I ask you to print this letter so that your readers are provided with a full and complete accounting of the situation.
The 2010 motion was of two parts: a motion in the nature of certiorari or, in the alternative, a motion in the nature of mandamus.
The first part dealt with the fact that I believed that I had been denied the principles of natural justice by not being heard at the time the sentence was imposed on the issue of whether a compensation order should be imposed in the first place, which is something that the case law at the time I was sentenced and since says is critical and required.
The second part dealt with compelling the court clerk to accept my compensation payments that the clerk had refused to do prior to the motion.
This motion became necessary because for six months, my efforts to resolve the issue (at least as far as the clerk accepting payments was concerned) with the director of Crown operations and the Toronto Police Service were unresolved.
No one in any official capacity would assist me in setting up a plan so that I could make regular compensation payments.
It was not until the motion was brought that I learned that the Crown in 1993 had not informed the victims of their entitlement under a compensation order. Hence, it was never registered with the court clerk.

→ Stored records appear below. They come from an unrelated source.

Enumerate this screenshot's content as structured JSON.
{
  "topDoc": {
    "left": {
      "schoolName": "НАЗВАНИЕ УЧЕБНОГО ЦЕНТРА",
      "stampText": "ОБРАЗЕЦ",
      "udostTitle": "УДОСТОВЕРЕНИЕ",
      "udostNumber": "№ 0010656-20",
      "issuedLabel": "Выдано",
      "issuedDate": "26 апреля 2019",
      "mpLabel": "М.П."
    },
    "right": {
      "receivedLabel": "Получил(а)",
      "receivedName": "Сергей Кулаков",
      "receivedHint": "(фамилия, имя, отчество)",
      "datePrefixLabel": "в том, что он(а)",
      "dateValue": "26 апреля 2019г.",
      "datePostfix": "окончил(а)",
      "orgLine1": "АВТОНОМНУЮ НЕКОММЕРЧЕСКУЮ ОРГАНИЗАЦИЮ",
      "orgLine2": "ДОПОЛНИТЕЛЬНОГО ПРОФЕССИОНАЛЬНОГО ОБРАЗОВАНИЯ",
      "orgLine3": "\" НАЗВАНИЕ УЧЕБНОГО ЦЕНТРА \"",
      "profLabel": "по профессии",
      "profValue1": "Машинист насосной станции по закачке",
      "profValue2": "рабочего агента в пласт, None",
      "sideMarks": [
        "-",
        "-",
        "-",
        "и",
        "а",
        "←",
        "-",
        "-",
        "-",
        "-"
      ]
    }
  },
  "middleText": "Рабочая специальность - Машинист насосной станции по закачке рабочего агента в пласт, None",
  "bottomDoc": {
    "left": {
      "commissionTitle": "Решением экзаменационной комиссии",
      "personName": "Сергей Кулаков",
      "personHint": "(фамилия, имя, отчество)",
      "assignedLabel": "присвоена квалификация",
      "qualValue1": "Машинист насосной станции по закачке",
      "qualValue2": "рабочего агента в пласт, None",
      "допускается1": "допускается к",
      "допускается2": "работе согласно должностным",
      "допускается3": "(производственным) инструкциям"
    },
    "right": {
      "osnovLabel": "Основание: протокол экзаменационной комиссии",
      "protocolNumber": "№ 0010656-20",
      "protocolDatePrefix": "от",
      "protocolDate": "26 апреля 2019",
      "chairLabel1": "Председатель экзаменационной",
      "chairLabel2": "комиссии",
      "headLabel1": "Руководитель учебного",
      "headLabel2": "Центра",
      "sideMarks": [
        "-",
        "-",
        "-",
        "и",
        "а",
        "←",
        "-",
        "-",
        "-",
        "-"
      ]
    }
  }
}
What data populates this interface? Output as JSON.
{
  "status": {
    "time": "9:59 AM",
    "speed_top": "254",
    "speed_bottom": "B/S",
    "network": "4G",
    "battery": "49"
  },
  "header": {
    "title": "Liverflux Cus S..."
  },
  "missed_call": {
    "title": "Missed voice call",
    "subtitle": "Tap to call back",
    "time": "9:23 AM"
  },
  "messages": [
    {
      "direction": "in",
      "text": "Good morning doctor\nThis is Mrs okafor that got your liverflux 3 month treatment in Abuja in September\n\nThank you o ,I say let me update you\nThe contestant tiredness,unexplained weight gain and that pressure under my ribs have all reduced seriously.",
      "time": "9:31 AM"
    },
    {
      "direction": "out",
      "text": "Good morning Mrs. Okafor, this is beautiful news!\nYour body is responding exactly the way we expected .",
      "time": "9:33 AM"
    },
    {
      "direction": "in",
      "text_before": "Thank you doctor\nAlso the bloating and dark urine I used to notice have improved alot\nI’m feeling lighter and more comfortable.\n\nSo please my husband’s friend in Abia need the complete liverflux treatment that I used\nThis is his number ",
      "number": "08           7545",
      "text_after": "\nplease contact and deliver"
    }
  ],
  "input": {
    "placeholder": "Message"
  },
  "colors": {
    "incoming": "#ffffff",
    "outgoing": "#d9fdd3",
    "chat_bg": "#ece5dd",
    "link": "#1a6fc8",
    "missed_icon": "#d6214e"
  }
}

While the court denied both parts of my motion — because it was not convinced of my argument with regard to the denial of natural justice and due to the fact that as the compensation order had not been registered by the victims, there was no duty to accept payments — the court did in fact ask the Crown and police to co-operate with me in the future to ensure that payments that I wanted to make were forwarded to the victims of my offences.
Since that time, $15,011 in payments have been received by the victims. The outstanding amount of approximately $22,200 is owed to one financial institution. I will continue to make payments to that bank until all my obligations are satisfied.
This is information that Law Times editor Glenn Kauth has confirmed now through copies of drafts that I have faxed to him and letters from the Crown. It was through the co-operation of my admission proceedings counsel and the Crown’s office that these payments were facilitated after the motion was concluded.
I feel that making this clarification on the record is necessary because your editorial leaves the impression that compensating the victims of my 1993 offences was a very low priority to me and that my primary concern in bringing the motion was to evade the consequences of my past conduct and secure a pardon.
This is not accurate. The motion brought these issues to light and provided the encouragement to previously reluctant officials to assist me in getting compensation to the victims.
Making things right with the victims as well as qualifying to apply for a pardon have been of equal concern to me during my lifetime.
While I did not have the means before to compensate my victims, I have followed through with my obligations since that has changed.
The panel hearing my matter at the Law Society of Upper Canada was aware of this fact, and an acknowledgment of my $15,011 in payments was included in an agreed statement of facts at the good character hearing.
Getting a pardon has not been just about improving my employability in spite of what has been written about me. It has been about coming full circle in my life and having society recognize the enormous strides that I have made to change my behaviour in a permanent way that is acknowledged officially.
To try to suggest that trying to achieve that goal through legitimate means demonstrates a lack of remorse on my part for my past conduct is most unfair.